Au lieu de marcher droit aux Persans, de leur couper les communications et les vivres, de les écraser sous le nombre ou de les faire périr de disette dans un pays qui lui était inconnu, cette multitude ne songea qu’à se couvrir par des retranchements de six lieues d’étendue ; aussi ce fut le petite armée Persane qui assiégea la grande, l’affama et la détruisit en détail. Mohammed-Schah semblait n’avoir fait parade de sa vaine grandeur que pour en faire hommage à des brigands aguerris. Il vint se rendre à Nadir, qui lui parla en maître et le traita en sujet. Dehli, ville alors plus grande et plus peuplée que Paris et Londres, vit entrer en triomphe dans son sein ce chef de Turcomans, traînant à sa suite le descendant d’Akbar et de Timour (1738).

Peu après, sous prétexte d’une conspiration mogole, Nadir mit froidement la ville à feu et à sang. Le pillage de tous les palais le rendit maître d’un butin qu’on estime à quinze cents millions de notre monnaie, puis, gorgé d’or et de massacre, il reprit après un court séjour le chemin de ses États, auxquels il annexa le Kachemir, le Caboul et le Moultah.

Sn quittant l’Inde, il avait solennellement replacé sur le trône le pusillanime monarque qu’il en avait si aisément précipité.

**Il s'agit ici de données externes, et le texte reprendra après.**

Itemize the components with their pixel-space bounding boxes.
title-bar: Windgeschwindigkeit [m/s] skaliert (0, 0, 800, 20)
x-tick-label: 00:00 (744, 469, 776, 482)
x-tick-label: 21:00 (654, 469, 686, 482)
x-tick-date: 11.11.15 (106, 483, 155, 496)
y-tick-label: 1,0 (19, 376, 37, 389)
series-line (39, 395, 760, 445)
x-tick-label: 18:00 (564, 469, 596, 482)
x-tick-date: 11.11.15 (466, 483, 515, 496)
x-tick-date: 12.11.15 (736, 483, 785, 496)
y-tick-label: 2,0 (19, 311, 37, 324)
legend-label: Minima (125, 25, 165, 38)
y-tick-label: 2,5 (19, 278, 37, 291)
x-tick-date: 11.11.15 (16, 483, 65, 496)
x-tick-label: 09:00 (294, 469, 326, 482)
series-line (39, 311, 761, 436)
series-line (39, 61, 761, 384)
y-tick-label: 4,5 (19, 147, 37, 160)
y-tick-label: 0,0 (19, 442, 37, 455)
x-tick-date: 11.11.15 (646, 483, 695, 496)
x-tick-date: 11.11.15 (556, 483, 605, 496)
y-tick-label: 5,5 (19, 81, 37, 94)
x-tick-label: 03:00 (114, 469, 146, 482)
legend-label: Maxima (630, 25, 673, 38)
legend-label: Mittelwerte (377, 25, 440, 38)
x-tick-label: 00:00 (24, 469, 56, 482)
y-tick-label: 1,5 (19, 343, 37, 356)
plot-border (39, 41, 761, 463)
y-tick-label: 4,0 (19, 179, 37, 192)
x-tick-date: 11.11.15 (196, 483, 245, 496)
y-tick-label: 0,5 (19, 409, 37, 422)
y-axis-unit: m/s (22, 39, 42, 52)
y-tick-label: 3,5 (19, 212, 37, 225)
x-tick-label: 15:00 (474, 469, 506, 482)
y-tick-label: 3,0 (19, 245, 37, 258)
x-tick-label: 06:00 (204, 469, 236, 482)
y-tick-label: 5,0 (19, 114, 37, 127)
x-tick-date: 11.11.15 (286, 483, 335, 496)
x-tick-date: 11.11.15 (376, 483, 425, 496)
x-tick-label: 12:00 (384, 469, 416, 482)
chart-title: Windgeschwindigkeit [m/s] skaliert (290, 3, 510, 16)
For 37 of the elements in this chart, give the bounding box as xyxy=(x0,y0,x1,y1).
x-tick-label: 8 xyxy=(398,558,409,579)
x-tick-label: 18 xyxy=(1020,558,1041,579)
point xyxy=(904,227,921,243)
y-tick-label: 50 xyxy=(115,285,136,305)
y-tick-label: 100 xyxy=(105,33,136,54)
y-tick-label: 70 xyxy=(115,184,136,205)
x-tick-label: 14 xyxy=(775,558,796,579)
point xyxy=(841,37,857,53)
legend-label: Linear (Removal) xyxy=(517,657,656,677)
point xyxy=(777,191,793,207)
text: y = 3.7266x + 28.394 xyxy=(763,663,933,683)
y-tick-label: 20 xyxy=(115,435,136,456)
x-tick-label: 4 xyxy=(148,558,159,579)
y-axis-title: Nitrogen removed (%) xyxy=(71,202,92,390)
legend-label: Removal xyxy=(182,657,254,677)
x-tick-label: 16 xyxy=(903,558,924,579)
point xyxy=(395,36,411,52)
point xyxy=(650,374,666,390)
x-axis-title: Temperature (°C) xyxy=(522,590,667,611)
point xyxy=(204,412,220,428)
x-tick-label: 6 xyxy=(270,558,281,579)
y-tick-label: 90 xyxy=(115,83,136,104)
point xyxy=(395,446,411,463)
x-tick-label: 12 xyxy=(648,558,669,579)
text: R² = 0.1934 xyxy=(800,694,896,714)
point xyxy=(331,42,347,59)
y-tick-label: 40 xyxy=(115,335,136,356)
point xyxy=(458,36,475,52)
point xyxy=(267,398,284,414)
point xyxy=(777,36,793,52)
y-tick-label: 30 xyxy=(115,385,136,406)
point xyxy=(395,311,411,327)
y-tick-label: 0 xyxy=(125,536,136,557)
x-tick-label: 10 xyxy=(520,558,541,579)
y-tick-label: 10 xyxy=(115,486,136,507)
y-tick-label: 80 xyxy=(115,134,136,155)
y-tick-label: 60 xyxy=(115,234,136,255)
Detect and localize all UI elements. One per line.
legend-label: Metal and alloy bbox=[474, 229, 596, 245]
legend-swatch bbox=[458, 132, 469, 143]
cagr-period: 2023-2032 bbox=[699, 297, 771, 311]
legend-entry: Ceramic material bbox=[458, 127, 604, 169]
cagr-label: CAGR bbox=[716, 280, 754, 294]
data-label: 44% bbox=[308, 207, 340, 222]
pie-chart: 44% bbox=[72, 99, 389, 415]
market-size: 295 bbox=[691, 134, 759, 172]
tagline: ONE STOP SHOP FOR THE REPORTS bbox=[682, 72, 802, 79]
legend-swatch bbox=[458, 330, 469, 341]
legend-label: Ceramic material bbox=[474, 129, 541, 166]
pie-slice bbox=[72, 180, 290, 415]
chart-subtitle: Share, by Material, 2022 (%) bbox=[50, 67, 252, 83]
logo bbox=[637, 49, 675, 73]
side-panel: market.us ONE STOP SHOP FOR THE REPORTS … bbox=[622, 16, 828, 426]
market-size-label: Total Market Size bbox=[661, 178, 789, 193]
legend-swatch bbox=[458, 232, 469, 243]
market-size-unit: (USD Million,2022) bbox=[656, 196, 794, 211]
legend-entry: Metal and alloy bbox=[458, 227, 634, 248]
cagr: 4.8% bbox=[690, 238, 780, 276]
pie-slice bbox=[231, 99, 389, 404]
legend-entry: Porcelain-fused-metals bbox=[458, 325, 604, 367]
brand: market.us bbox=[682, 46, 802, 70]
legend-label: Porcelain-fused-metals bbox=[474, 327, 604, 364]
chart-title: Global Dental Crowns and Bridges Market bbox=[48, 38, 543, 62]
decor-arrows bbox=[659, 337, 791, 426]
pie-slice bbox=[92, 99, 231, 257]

La majesté impériale, avilie dans Mohammed, ne se releva point. L’empereur ne fut plus qu’un véritable mannequin, prisonnier d’un ministre, et que les partis déposèrent en lui crevant les yeux, pour élever au trône quelque enfant de la même race infortunée.

Né quelquefois dàns une prison, celui-ci ne tardait pas à y retourner, privé de la vue, après un règne nominal de quelques mois, rarement de quelques années, pour faire place à une nouvelle victime[1]. Pendant cette existence éphémère, ce descendant d’Une suite de conquérante n’était occupé qu’à vendre au plus offrant les provinces que lui enlevait la révolte ou qui ne lui rapportaient plus que des tributs contestés ou inexactement payés. Et ces investitures étaient une source toujours croissante de guerres civiles entre les soubabs, nababs et autres chefs musulmans ou indigènes qui se les disputaient. « Chaque prétendant levait des soldats : qui avait de l’argent avait une armée ;

  1. V. Jacquemont, Journal, t. Ier, p. 499.